Hier hat sich unsere Vorlieferantin, die Gasverbund Mittelland AG, grosse Speicherkapazitäten in Frankreich gesichert. Aus diesem Speicher können wir viel Gas beziehen. In unserem Versorgungsgebiet haben wir Gespräche mit allen industriellen Gaskunden geführt und sie im Detail über die Situation informiert. Jene mit Zweistoffanlagen, die sich neben Gas auch mit Öl betreiben lassen, haben ihre Öltanks gefüllt, um für eine Umschaltung gerüstet zu sein. Zusätzlich zu solchen kurzfristigen Massnahmen arbeiten wir auch an mittelfristigen, um die Versorgungssicherheit zu stärken.
Zum Beispiel?
Um mehr eigenes Biogas zu produzieren und weniger abhängig von Erdgas zu sein, wollen wir unsere Biogas-Aufbereitungsanlage bei der ARA Regio Grenchen intensiver nutzen.
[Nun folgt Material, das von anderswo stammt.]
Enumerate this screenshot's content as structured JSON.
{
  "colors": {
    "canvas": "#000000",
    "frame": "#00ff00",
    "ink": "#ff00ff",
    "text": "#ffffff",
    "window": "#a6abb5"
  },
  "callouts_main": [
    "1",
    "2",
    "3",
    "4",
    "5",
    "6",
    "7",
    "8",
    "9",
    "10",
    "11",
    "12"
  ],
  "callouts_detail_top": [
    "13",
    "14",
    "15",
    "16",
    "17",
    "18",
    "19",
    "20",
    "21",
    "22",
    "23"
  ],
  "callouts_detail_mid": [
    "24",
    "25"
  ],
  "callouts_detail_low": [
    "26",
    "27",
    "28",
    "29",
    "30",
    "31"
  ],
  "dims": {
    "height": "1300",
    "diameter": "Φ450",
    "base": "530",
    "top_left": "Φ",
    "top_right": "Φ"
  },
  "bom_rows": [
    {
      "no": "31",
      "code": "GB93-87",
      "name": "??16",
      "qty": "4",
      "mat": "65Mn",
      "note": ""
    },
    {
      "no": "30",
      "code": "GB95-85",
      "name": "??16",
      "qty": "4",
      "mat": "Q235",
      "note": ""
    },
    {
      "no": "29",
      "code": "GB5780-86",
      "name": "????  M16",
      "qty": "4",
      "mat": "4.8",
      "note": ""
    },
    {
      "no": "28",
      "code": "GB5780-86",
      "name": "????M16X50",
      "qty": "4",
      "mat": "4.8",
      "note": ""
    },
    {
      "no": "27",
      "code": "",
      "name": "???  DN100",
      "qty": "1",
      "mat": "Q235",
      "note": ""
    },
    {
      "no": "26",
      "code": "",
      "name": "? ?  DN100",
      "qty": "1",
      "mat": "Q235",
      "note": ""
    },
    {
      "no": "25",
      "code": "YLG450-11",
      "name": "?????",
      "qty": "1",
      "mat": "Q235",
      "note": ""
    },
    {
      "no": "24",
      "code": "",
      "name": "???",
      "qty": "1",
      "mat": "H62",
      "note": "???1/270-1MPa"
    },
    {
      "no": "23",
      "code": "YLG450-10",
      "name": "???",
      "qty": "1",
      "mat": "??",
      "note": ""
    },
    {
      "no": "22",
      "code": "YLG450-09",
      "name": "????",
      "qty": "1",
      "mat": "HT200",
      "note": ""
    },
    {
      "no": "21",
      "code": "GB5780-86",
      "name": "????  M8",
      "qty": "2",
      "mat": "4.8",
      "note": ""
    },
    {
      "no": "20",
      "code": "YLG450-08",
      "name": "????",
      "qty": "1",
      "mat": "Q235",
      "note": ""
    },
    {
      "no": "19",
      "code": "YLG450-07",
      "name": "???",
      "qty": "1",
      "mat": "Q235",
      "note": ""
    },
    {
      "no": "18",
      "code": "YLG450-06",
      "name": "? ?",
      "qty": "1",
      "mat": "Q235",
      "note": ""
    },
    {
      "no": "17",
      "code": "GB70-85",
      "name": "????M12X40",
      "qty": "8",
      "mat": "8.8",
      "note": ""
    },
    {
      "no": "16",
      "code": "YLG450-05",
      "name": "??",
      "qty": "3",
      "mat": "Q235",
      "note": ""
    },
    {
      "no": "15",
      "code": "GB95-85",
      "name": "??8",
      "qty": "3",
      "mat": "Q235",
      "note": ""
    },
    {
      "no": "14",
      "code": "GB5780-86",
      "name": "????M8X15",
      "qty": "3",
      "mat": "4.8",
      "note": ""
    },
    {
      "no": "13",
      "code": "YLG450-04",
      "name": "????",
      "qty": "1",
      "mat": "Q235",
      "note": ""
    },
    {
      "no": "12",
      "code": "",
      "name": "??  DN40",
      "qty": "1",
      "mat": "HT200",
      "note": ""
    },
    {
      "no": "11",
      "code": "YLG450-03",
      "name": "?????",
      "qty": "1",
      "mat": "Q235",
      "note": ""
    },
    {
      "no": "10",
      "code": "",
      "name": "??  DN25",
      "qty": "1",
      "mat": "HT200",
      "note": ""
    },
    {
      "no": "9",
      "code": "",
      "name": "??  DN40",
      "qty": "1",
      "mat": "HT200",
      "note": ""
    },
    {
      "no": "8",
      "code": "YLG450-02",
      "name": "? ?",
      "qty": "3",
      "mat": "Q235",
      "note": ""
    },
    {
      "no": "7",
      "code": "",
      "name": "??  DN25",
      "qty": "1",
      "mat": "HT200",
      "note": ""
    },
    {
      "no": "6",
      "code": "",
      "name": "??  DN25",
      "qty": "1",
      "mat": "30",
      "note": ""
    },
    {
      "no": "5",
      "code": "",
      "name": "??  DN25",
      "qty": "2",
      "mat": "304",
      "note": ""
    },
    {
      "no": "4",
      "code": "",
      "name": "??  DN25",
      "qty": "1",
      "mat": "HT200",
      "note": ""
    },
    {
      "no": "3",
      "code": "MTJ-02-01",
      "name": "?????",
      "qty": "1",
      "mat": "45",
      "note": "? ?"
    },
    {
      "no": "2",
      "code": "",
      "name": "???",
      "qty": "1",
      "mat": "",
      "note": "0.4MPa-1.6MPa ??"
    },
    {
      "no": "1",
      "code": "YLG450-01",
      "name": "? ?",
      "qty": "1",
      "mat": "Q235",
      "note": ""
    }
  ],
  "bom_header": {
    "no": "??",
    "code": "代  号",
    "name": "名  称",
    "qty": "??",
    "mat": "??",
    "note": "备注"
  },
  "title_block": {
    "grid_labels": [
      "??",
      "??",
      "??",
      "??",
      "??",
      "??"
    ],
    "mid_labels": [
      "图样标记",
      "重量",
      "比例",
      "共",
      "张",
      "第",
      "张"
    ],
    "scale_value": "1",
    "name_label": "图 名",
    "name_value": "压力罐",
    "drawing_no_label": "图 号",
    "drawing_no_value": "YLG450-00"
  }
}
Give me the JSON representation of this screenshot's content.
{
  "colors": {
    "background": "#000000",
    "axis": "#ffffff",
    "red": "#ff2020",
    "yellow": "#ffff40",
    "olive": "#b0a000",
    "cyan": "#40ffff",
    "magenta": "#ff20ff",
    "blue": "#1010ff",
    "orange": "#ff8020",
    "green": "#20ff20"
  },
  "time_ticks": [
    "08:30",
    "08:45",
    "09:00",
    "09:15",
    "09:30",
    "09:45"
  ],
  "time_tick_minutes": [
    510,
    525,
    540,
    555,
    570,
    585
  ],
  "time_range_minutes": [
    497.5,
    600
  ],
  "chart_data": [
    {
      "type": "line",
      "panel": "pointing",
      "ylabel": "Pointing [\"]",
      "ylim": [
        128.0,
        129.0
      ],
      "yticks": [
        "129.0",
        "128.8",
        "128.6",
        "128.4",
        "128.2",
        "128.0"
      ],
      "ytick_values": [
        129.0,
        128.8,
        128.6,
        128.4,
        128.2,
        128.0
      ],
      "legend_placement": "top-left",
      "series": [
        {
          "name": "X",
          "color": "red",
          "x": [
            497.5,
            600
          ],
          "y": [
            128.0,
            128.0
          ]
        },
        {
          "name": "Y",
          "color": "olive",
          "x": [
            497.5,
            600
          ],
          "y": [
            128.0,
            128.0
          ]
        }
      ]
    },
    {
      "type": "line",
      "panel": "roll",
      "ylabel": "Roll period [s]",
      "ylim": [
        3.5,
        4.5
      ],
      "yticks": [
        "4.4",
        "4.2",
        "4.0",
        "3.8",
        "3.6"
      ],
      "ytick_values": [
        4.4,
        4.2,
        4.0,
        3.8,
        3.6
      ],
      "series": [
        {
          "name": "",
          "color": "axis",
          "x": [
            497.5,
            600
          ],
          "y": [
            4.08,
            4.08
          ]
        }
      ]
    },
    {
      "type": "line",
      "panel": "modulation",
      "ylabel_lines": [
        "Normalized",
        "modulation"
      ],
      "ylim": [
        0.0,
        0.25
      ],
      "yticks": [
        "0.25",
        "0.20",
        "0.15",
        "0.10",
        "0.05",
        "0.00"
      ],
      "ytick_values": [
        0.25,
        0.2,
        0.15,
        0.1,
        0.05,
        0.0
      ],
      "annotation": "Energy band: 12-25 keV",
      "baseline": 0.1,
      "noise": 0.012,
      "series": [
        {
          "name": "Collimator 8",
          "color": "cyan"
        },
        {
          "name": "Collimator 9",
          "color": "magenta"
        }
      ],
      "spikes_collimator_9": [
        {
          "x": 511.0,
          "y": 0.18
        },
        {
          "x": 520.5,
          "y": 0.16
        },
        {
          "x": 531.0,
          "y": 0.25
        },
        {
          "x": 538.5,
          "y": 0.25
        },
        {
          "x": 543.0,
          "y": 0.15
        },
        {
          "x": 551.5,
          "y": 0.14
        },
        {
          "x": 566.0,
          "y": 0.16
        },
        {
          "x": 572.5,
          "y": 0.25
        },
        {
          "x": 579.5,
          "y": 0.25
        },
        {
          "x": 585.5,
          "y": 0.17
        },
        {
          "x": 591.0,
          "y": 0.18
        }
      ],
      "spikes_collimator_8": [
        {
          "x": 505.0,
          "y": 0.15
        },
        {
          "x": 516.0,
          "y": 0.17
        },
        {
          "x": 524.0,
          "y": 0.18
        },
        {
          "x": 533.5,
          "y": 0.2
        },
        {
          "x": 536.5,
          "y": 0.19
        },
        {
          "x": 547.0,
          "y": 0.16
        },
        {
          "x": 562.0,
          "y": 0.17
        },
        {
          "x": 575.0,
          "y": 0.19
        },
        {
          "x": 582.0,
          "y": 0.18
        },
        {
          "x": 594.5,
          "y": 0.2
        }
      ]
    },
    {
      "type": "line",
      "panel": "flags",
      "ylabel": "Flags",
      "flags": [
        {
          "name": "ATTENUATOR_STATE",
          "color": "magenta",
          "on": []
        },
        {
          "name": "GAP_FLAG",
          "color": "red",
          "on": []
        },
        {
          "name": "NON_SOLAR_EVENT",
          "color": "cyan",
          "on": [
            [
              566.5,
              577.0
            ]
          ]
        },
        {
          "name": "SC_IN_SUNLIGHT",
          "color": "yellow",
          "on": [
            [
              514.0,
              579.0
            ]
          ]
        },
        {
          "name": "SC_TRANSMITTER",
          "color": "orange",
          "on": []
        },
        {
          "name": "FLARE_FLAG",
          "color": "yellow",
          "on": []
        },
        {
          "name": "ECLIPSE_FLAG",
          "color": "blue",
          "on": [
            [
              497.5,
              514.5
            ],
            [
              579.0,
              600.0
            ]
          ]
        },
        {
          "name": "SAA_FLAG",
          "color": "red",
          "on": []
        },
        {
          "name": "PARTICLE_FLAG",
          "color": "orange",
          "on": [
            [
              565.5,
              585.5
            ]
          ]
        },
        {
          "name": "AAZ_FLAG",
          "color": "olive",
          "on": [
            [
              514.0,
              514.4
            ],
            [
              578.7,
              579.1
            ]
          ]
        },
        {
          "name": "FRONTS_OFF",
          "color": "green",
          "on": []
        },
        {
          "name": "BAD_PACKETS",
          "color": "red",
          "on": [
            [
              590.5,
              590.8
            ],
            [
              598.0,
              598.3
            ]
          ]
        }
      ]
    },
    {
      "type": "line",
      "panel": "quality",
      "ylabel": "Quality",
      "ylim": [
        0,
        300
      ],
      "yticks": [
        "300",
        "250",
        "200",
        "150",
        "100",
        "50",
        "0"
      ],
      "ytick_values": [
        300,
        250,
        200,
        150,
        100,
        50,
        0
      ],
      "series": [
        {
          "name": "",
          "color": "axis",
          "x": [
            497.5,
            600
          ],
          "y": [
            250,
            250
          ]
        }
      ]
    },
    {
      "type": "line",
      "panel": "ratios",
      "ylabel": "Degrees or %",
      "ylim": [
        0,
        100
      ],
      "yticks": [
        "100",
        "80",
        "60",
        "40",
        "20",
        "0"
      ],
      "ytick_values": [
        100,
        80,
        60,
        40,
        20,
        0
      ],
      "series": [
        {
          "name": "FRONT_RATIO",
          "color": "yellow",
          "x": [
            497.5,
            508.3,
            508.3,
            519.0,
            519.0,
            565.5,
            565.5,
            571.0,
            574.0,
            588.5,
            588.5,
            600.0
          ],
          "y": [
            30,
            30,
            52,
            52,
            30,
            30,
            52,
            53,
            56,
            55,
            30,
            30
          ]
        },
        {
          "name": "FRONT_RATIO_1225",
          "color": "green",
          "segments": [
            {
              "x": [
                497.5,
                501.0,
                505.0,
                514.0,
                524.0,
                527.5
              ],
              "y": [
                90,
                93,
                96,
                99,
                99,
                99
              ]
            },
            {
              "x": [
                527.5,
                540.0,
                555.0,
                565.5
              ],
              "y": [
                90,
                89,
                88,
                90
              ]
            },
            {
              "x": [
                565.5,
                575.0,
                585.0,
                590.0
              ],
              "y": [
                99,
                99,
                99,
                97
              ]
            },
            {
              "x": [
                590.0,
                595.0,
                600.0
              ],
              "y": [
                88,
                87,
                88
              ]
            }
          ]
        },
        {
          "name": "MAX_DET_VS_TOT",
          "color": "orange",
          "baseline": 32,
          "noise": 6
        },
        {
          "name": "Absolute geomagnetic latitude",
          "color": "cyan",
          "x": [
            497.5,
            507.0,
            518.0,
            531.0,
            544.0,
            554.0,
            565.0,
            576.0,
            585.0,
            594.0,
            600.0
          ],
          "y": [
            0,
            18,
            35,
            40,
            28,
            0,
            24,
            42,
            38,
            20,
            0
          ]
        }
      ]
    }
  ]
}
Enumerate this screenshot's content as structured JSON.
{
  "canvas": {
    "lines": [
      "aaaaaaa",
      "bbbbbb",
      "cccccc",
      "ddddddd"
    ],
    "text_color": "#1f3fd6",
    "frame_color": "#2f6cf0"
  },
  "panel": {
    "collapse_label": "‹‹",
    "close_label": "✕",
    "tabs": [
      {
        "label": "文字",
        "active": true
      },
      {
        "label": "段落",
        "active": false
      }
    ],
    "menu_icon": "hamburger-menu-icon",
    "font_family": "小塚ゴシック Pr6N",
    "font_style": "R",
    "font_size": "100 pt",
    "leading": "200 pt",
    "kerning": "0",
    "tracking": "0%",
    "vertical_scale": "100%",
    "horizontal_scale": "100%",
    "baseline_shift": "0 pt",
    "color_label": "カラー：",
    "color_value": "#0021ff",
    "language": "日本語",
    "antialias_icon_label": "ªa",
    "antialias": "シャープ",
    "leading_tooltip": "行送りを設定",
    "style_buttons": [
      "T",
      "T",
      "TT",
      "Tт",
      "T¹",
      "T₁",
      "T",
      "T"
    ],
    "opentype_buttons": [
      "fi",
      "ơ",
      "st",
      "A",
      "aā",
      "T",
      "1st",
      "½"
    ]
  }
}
Die Idee: Wir beziehen von regionalen Bauernbetrieben Mist und Gülle. Dieses Substrat vergären wir zu Rohbiogas, das wir dann zu Biogas mit Erdgasqualität aufbereiten. Weiter erarbeiten wir ein Projekt, um Blockheizkraftwerke für die Notstromversorgung zu erstellen. So könnten wir im Notfall die wichtigsten Infrastrukturen wie etwa die Wasserversorgung sowie Industriebetriebe weiterhin mit Strom versorgen. Auf politischer Ebene setzen wir uns dafür ein, dass Projekte für die einheimische Stromproduktion rasch deblockiert werden.
Woran denken Sie dabei?
In erster Linie natürlich an Windprojekte wie unseren Windpark auf dem Grenchenberg. Denn Windenergieanlagen produzieren einen grossen Teil ihres Stroms im Winter – also dann, wenn er besonders dringend benötigt wird. Auch Solaranlagen in den Alpen über der Nebelgrenze und weitere Wasserkraftkapazitäten müssen sich schneller realisieren lassen. Dazu braucht es vereinfachte und beschleunigte Bewilligungsverfahren. Die aktuellen Diskussionen im Bundesparlament gehen in die richtige Richtung, damit wir die einheimische Stromproduktion endlich stark ausbauen können.